Our reason for existence is unearthing and disseminating innovation. Neurodigest is thankful to Linda Charles-Ozuzu for showing us all how to make a difference. The Animal Farm model of “just work harder” is of course doomed to failure. We all need to have time to reflect on our service and see how we can do thinks in a smarter way. The National Elective Care Transformation Programme is tasked with doing just that. To ensure the patients see the right person at the right place, at the right time, first time, would go a long way to improving patients’ experience. Linda shares with us some of the successes of the 100-day neurology challenge. Neurodigest challenges you “Dear reader” to join the Community of Practice (email ECDCemail@example.com) and make a change!

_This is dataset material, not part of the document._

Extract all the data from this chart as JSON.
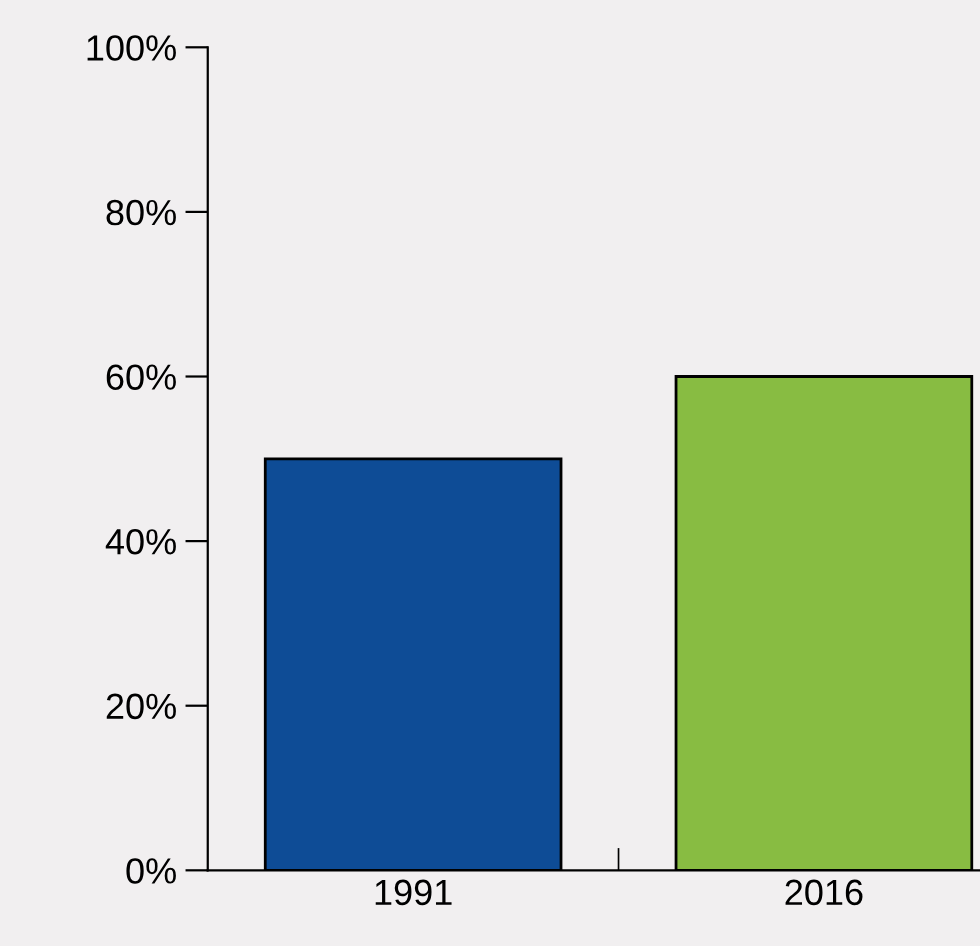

Please read Jason Price’s review of hypnosis and functional neurological symptom disorder (FND) carefully. Patients with FND are, in the most part poorly served by the traditional subspecialty outpatient model. Telling a patient they have nothing “seriously wrong”, reassuring and then discharging, often does little for the FND patient. They are left with no understanding and no support. Jason explains the application of the Bayesian model as a way of explaining a patient’s symptoms and that understanding the patient’s symptoms within this model opens up a new direction for neuropsychological therapies. We should all be confident in making a positive diagnosis of FND and to be able to explain the current thinking of mechanism of their symptoms and be able to offer them effective therapies.
On a final note, in my view there is little that can’t be improved with exercise. We need to spend more time encouraging activity and less prescribing of pills. Andrea Stennett gets under the skin of the physiotherapist to explore their views of exercise and physical activity in patients with MS. More understanding of what patients with MS do and why they do it can better help us support them. Keep dancing!